Overcapaciteit

Afgelopen weekend in het NOS Journaal: werkloosheid onder medisch specialisten. Steeds meer ‘jonge klaren’ kunnen geen baan vinden – nu al gemiddeld 5 procent. En 42 procent vindt slechts een tijdelijk contract, met voor alleen een kleine minderheid uitzicht op een vaste baan.

Ook het Capaciteitsorgaan is hierover ongerust en komt in juni met een vervroegd advies met als strekking dat voor sommige specialismen het aantal opleidingsplaatsen omlaag moet. Dit vindt ook de Jonge Orde. Maar wat zouden de kijkers thuis van dat Journaal-item hebben gevonden?

Een jaar of tien, of misschien wel vijftien, geleden was er een Nederlandse tv-reclamespot waarvan het aangeprezen product, en de uiteindelijke strekking van het filmpje, mij niet meer te binnen wil schieten, maar waaruit één element mij nog helder voor de geest staat. Wat we zagen, was een wachtkamer vol heel erg somber kijkende mannen in witte jassen, die zich duidelijk al heel erg lang zaten te vervelen en te verbijten, wachtend op klanten die maar niet wilden komen. Medisch specialisten dus, in een soort fictieve toekomst van overaanbod, in dit spotje gebracht als een soort van utopie – voor gewone burgers en patiënten dan. Zo van: eindelijk de rollen eens omgedraaid…

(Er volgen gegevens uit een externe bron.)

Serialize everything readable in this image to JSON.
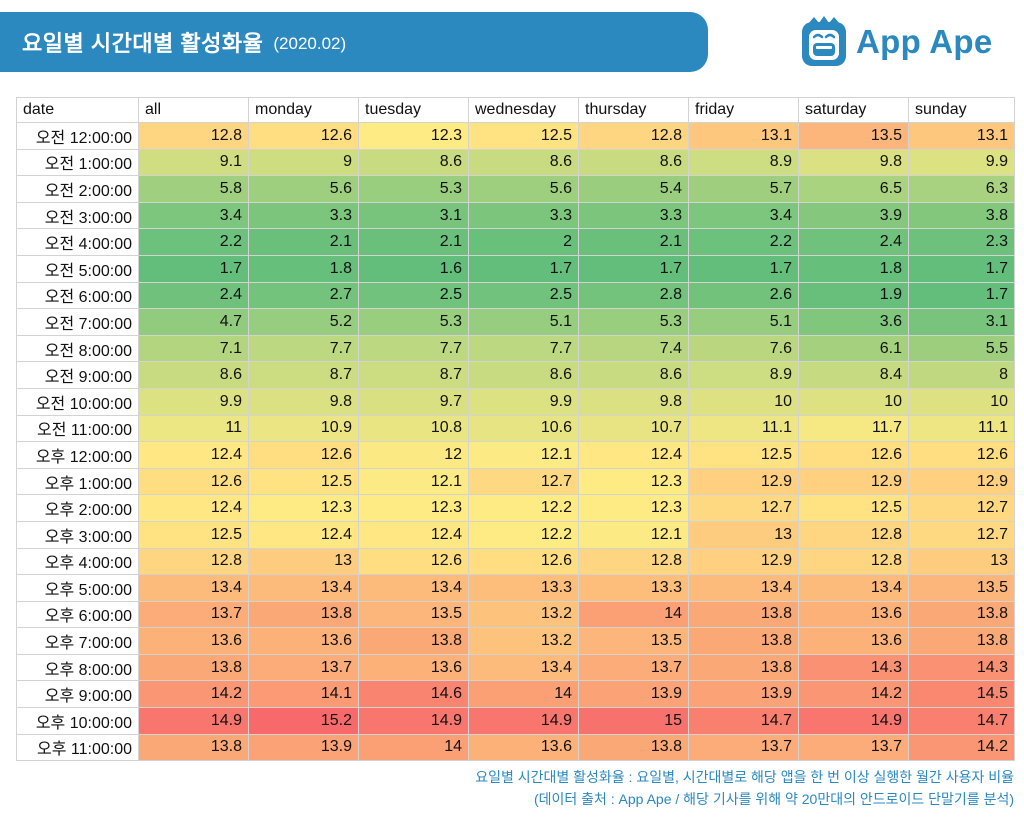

Dit was nog in de tijd van lange wachtlijsten. Maar ook nu nog zullen denk ik niet veel burgers echt wakker liggen van overtolligheidsleed bij specialisten. Ook dat voorstel om minder nieuwe specialisten op te leiden, zal niet iedereen meteen toejuichen. Want wat krijg je, normaal gesproken, en bij gelijkblijvende vraag, als het aanbod van iets toeneemt? Inderdaad: dalende prijzen.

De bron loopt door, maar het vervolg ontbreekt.